Re: Possible Loss of Precision - not caused by type conversion

From:
Lew <lew@lewscanon.nospam>
Newsgroups:
comp.lang.java.programmer
Date:
Sat, 07 Jul 2007 18:01:06 -0400
Message-ID:
<PYqdnfNxeYmnkA3bnZ2dnUVZ_vqpnZ2d@comcast.com>
Lew wrote:

If you have an array of long with 2 billion entries it will occupy
over 16GB of heap - the issue of your index will be moot.


Patricia Shanahan wrote:

Not if you have a 64 bit JVM and a server with a large memory.
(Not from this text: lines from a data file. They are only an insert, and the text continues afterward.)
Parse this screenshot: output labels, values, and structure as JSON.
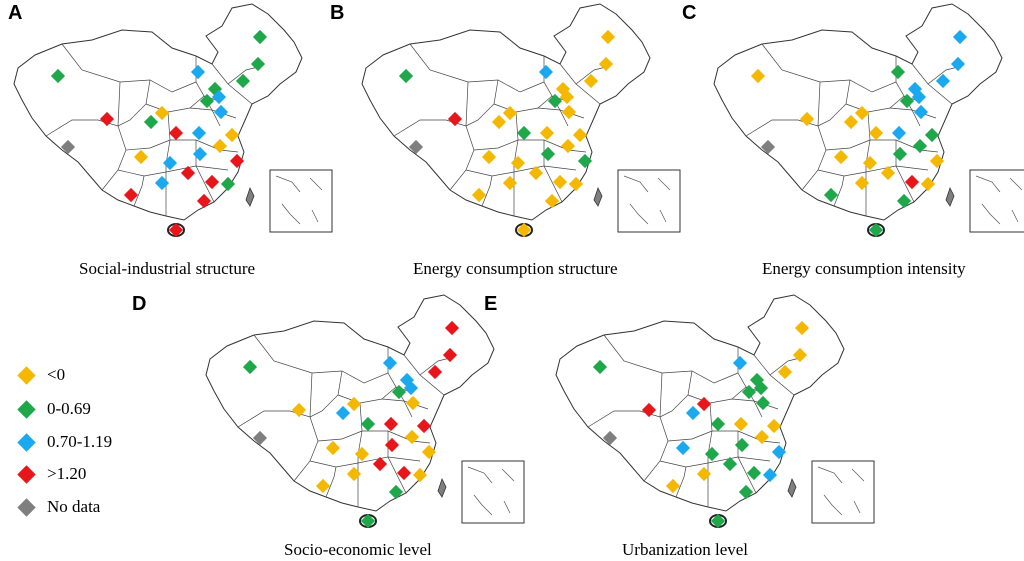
{
  "colors": {
    "lt0": "#f5b800",
    "g0_069": "#1ea84a",
    "g070_119": "#1aa9ee",
    "gt120": "#e8161b",
    "nodata": "#7f7f7f"
  },
  "legend": {
    "items": [
      {
        "key": "lt0",
        "label": "<0"
      },
      {
        "key": "g0_069",
        "label": "0-0.69"
      },
      {
        "key": "g070_119",
        "label": "0.70-1.19"
      },
      {
        "key": "gt120",
        "label": ">1.20"
      },
      {
        "key": "nodata",
        "label": "No data"
      }
    ]
  },
  "panels": [
    {
      "letter": "A",
      "caption": "Social-industrial structure",
      "markers": [
        "g0_069",
        "g0_069",
        "g070_119",
        "g0_069",
        "g0_069",
        "g0_069",
        "g070_119",
        "lt0",
        "g0_069",
        "gt120",
        "g070_119",
        "g0_069",
        "gt120",
        "g070_119",
        "lt0",
        "g070_119",
        "lt0",
        "lt0",
        "gt120",
        "g070_119",
        "gt120",
        "gt120",
        "g070_119",
        "g0_069",
        "gt120",
        "gt120",
        "nodata",
        "gt120"
      ]
    },
    {
      "letter": "B",
      "caption": "Energy consumption structure",
      "markers": [
        "lt0",
        "lt0",
        "g070_119",
        "g0_069",
        "lt0",
        "lt0",
        "lt0",
        "lt0",
        "g0_069",
        "gt120",
        "lt0",
        "lt0",
        "g0_069",
        "lt0",
        "lt0",
        "g0_069",
        "lt0",
        "lt0",
        "g0_069",
        "lt0",
        "lt0",
        "lt0",
        "lt0",
        "lt0",
        "lt0",
        "lt0",
        "nodata",
        "lt0"
      ]
    },
    {
      "letter": "C",
      "caption": "Energy consumption intensity",
      "markers": [
        "g070_119",
        "g070_119",
        "g0_069",
        "lt0",
        "g070_119",
        "g070_119",
        "g070_119",
        "lt0",
        "g0_069",
        "lt0",
        "g070_119",
        "lt0",
        "lt0",
        "g070_119",
        "g0_069",
        "g0_069",
        "lt0",
        "g0_069",
        "lt0",
        "lt0",
        "lt0",
        "gt120",
        "lt0",
        "lt0",
        "g0_069",
        "g0_069",
        "nodata",
        "g0_069"
      ]
    },
    {
      "letter": "D",
      "caption": "Socio-economic level",
      "markers": [
        "gt120",
        "gt120",
        "g070_119",
        "g0_069",
        "gt120",
        "g070_119",
        "g070_119",
        "lt0",
        "g0_069",
        "lt0",
        "lt0",
        "g070_119",
        "g0_069",
        "gt120",
        "gt120",
        "gt120",
        "lt0",
        "lt0",
        "lt0",
        "lt0",
        "gt120",
        "gt120",
        "lt0",
        "lt0",
        "lt0",
        "g0_069",
        "nodata",
        "g0_069"
      ]
    },
    {
      "letter": "E",
      "caption": "Urbanization level",
      "markers": [
        "lt0",
        "lt0",
        "g070_119",
        "g0_069",
        "lt0",
        "g0_069",
        "g0_069",
        "gt120",
        "g0_069",
        "gt120",
        "g0_069",
        "g070_119",
        "g0_069",
        "lt0",
        "lt0",
        "g0_069",
        "g070_119",
        "lt0",
        "g070_119",
        "g0_069",
        "g0_069",
        "g0_069",
        "lt0",
        "g070_119",
        "lt0",
        "g0_069",
        "nodata",
        "g0_069"
      ]
    }
  ]
}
(and -Xmx configured accordingly)

Good catch - even though I have a 64b machine for my own development I keep
forgetting what a huge difference it makes. I found
<http://msdn2.microsoft.com/en-us/vstudio/aa700838.aspx>
which examines the effect objectively for both .NET and Java (IBM WebSphere
with their JVMs).

I agree that an argument can be made that it was shortsighted of Sun to limit
array indexes to int, but the fact is that they did and it is documented in
the JLS. Does Sun have a plan to change this, or to introduce a large-array
type to Java? A sparse-array type?

I foresee when people will superciliously disparage those who once thought 64
bits provided enough address range, along the lines of those now parroting the
"and you thought 640K is enough" canard.